Job reservation for whites still continues informally with white unemployment sitting at single digits compared to the rest of the population.
The Mines and Works Act (Colour Bar Act) No 25 of 1926 reinforced the earlier act of 1911 that reserved skilled work for whites only but went one step further. The 1924 Colour Bar provided certificates of competency for skilled work only for white workers. African, Coloured and Indian workers could not be certified and therefore could not be paid what they were worth. As a country we continue to feel the effects of this as we struggle with a lack of tradesmen and women of colour because they saw previous generations work hard with no rewards.
During apartheid the process of dehumanising, undermining and oppressing black people was honed in further with Bantu education laws which ensured that blacks received sub-standard education in order to reinforce the stereotype that blacks are stupid and incompetent. Blacks were also denied the right to attend university unless they applied for special permission, which was often denied. This again served to reinforce white intellectual superiority because if all the people you see at higher institutions are white, it becomes easier to believe that the reason blacks are not there is because they are not intellectually capable.
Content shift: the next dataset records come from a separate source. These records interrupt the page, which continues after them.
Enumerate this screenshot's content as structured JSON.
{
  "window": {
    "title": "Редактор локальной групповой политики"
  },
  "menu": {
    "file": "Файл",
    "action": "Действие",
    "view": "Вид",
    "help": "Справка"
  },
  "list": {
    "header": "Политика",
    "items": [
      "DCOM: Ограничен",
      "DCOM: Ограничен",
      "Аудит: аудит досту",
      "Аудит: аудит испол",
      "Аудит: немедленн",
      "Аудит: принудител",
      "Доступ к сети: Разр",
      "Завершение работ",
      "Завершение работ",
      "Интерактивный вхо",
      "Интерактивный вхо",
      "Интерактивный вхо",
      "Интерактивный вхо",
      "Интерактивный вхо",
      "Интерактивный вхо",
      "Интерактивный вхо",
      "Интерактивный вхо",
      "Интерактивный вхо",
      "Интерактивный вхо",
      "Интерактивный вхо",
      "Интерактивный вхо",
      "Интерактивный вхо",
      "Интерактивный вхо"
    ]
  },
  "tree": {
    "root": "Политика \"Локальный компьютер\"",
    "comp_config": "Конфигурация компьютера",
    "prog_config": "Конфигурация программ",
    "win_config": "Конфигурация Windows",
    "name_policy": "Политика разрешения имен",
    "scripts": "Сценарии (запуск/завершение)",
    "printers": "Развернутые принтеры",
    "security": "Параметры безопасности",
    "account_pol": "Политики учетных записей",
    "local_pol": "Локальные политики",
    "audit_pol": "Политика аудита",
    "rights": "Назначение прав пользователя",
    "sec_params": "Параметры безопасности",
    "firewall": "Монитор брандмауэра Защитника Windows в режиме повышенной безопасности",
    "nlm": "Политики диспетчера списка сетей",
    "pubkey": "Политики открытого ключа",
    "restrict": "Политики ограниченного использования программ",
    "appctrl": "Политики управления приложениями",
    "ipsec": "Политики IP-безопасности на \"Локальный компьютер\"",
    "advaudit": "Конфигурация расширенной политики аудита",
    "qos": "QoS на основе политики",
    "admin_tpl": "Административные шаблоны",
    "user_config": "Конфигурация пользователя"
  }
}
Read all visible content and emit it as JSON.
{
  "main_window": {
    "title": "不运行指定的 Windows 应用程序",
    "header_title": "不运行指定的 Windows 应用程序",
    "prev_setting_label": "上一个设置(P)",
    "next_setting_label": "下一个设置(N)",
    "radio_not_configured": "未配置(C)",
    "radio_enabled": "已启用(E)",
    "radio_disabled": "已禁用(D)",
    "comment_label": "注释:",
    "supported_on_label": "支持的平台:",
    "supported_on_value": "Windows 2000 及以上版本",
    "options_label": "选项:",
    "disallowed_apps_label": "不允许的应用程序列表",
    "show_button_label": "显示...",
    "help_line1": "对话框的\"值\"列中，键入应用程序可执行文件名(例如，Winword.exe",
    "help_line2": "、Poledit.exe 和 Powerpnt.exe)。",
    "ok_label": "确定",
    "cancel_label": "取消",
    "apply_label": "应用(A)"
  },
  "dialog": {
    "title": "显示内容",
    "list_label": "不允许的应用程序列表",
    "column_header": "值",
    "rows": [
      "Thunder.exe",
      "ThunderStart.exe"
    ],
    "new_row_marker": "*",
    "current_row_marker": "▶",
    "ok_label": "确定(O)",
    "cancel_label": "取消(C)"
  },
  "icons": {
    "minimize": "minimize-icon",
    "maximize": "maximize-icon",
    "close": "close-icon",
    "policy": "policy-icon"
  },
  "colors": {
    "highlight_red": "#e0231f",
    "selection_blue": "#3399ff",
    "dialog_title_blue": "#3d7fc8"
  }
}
As a result of everything outlined above, black people to this day have to work extra hard at schools, universities, the corporate sector and other areas of society to prove that they are not dumb, incompetent or subhuman. This is an emotionally and physically exhausting process that takes away from us as black people, the ability to be more even more productive and just enjoy South Africa and all it has to offer.
- Asanda Ngoasheng is an academic and transformation expert.